UK: Nearly Half of COVID Patients in Some Hospitals Were Infected After Admission
18 percent nationally
Nearly half of coronavirus patients in some NHS hospitals are likely to have caught the virus there, “shocking” new figures show.
Statistics show that in the last month there has been a doubling in the proportion of hospital patients with Covid who are thought to have become infected after admission.
Jeremy Hunt, a former Health Secretary, said it was “indefensible” that all hospitals are still not carrying out weekly testing of staff despite the spread of infections within hospitals.
The NHS figures show that, across the country, 18 per cent of hospital patients with Covid are thought to have become infected after they were admitted to a ward – up from nine per cent in one month.
Such cases are seen as “probable” infections within the hospital, as they involve those who tested positive at least seven days after admission.
The 10 hospitals with highest percentages of cases classed as “probable healthcare acquired Covid-19”:
Epsom and St Helier University Hospitals: 44.6 per cent
University Hospitals Dorset NHS Foundation: 44.4 per cent
Stockport NHS Foundation: 39.7 per cent
Countess of Chester Hospital NHS Foundation: 34.5 per cent
Lancashire Teaching Hospitals NHS Foundation: 32.9 per cent
University Hospitals of Morecambe Bay NHS Foundation: 28.2 per cent
Liverpool University Hospitals NHS Foundation: 27.3 per cent
Barking, Havering and Redbridge University Hospitals: 27.1 per cent
Rotherham NHS Foundation Trust: 26.7 per cent
Pennine Acute Hospitals NHS Trust: 25.2 per cent
National average: 17.9 per cent
*Analysis limited to NHS trusts with at least 50 Covid cases in week ending October 25 – Data Source:NHS England
Some of the highest levels of infection within hospitals are in the North-West. At Liverpool University Hospitals NHS Foundation Trust, 271 patients were diagnosed with Covid in the week ending October 25. Of those, 27 per cent were likely to have been infected after they went to hospital, the figures suggest.
Pennine Acute Hospitals NHS Trust saw 210 patients diagnosed with Covid in the same week, with 25 per cent of cases likely to involve infection after admission. At Epsom and St Helier University Hospitals NHS Trust, and University Hospitals Dorset NHS Foundation Trust, more than 44 per cent of Covid cases were probably “hospital-acquired”, the figures show.
Mr Hunt, the chairman of the Commons health select committee, said: “These are shocking figures. Many people died in the first wave after picking up the infection inside a hospital or a care home.
“We seem to have learned the lessons in care homes, but are still not doing weekly testing of hospital staff. To make the same mistake twice would be indefensible.”
The committee has repeatedly called on ministers to introduce weekly testing of NHS staff, including those who are asymptomatic, in a bid to stop the spread of the virus.

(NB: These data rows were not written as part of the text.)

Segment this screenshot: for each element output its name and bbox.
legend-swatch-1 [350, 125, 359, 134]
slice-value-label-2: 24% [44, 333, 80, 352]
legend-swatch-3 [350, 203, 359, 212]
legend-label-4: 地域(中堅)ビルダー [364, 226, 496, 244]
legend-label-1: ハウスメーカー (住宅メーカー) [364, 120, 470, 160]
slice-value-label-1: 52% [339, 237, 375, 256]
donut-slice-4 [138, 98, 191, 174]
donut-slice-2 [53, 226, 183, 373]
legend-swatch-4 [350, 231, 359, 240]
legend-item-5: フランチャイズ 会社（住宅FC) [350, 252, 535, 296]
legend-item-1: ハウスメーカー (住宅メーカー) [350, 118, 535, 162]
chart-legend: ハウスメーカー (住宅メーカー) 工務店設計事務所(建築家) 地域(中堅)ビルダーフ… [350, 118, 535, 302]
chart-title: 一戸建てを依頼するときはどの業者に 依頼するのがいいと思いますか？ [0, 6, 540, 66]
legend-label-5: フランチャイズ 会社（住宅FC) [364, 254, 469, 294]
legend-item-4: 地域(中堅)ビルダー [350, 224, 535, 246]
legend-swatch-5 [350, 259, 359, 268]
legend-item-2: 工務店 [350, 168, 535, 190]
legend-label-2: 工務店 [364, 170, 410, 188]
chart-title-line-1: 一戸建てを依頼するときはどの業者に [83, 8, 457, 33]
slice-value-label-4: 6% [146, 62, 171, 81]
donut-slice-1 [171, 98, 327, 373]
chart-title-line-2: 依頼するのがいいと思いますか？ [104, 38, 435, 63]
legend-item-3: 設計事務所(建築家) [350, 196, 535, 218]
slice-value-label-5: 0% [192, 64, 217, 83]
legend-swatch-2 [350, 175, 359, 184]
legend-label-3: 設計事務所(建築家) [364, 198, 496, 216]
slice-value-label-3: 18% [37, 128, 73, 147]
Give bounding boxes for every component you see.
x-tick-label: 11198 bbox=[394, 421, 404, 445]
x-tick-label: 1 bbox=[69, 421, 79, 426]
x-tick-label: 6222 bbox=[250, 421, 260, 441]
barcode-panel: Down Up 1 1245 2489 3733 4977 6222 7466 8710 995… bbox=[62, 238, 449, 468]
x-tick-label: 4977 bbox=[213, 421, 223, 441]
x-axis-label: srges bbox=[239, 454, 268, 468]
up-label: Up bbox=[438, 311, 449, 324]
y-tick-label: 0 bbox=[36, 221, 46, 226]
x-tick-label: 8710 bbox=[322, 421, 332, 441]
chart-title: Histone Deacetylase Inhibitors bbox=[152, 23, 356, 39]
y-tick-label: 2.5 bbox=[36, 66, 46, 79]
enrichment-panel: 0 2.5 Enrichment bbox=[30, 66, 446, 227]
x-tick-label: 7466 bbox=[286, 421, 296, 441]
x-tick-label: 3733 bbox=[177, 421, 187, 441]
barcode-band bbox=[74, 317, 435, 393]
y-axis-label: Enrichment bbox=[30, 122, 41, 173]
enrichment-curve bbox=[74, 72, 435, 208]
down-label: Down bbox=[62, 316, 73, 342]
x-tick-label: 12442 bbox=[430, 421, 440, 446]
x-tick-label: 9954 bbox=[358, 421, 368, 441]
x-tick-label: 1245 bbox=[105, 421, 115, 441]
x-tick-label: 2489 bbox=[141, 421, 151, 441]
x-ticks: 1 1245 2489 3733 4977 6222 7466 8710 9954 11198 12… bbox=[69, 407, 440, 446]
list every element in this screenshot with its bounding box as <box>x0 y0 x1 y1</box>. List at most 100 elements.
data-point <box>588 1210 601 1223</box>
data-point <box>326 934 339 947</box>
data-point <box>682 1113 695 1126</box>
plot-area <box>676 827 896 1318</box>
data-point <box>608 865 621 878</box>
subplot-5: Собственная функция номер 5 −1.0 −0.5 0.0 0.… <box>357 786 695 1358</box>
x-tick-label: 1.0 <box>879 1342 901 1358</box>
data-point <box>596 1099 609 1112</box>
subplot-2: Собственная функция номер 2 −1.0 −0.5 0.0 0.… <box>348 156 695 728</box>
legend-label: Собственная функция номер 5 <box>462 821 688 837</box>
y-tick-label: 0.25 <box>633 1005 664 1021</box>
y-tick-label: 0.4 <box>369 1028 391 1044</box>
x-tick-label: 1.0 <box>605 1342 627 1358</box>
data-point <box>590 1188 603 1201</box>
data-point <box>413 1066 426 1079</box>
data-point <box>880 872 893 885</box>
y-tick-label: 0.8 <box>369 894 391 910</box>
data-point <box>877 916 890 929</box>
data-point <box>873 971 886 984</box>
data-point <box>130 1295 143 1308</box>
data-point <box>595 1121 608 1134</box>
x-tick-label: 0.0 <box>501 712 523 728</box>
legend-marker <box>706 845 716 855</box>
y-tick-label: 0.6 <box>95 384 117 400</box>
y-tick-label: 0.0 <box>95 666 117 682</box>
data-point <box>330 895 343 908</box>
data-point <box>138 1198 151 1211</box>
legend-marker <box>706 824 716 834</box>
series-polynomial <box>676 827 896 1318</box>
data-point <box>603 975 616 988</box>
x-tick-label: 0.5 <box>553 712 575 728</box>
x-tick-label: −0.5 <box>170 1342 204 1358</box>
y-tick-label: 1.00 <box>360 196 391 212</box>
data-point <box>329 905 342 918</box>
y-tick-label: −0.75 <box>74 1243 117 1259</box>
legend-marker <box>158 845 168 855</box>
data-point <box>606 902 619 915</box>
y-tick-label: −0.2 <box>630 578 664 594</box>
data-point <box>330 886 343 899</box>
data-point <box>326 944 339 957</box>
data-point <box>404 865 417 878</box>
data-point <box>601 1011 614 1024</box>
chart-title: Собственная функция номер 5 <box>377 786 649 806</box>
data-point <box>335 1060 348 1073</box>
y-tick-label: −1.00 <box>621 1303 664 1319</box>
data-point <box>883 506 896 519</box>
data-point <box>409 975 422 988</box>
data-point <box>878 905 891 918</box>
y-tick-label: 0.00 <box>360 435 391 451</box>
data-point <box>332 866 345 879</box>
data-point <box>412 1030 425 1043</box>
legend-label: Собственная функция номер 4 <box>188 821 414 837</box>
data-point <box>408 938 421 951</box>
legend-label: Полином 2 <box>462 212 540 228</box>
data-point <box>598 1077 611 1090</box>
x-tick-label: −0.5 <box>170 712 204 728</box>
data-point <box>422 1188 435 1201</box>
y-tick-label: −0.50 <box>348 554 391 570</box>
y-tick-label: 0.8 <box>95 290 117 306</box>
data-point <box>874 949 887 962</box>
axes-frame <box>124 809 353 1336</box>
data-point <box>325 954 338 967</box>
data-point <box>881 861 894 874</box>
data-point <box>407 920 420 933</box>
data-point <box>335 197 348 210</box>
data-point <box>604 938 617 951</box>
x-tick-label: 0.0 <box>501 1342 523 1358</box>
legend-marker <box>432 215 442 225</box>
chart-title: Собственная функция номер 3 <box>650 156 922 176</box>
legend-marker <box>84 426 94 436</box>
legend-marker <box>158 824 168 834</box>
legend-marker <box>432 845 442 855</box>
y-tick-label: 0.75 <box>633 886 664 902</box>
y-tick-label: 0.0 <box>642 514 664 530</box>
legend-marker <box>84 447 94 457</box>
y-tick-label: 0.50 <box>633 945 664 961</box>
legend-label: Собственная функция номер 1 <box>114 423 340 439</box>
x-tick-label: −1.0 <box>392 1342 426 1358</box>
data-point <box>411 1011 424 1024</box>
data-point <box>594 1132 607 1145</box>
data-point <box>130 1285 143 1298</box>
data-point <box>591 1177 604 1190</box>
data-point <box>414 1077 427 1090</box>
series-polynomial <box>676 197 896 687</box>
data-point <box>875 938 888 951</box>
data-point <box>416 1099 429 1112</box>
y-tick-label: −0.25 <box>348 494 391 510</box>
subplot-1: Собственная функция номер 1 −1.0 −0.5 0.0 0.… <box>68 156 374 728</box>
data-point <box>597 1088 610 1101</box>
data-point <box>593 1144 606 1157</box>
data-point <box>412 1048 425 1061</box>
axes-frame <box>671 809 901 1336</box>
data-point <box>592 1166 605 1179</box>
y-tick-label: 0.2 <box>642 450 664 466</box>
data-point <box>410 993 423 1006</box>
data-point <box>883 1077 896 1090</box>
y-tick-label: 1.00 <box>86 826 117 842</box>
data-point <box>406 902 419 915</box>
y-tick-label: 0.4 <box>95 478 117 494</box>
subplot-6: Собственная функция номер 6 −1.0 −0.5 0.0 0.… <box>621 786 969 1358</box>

So far, the chief medical officer has only said that “regular” tests will be offered in areas with high infection rates, with 11 trusts, including Liverpool University Hospitals and Pennine Acute Hospitals, now offering them to staff.
The NHS said weekly testing of “patient-facing” NHS staff was offered in geographical areas designated by the Government as “very high risk”.
A spokesman said: “Rising community Covid transmission increases the risk in healthcare settings, so hospitals have been asked to ensure they are accurately recording their data and are rigorously following infection prevention and control protocols, including now the introduction of asymptomatic staff testing.
“It has never been more important that everyone does what they can to reduce the risk of spreading the virus by following the Hands, Face, Space guidance.”
University Hospitals Dorset said it had begun testing frontline staff in high-risk areas after the outbreak was detected. Before then, only staff working on cancer wards were offered such tests.
The trust’s chief medical officer, Dr Alyson O’Donnell, said: “Our routine testing identified a number of patients who tested positive for Covid at Poole Hospital in October.
“We followed and continue to follow our strict infection prevention and control guidelines and are working with NHS England and the local public health team to manage this in line with our outbreak policy. As a result, a small number of wards at Poole Hospital have been closed to new patient admissions and all staff and key contacts working in these areas have been tested for Covid.
“In this phase of Covid, we have seen an increase in the number of staff and patients who are positive for coronavirus and not displaying symptoms but who are able to pass it on to others who may then become seriously ill.”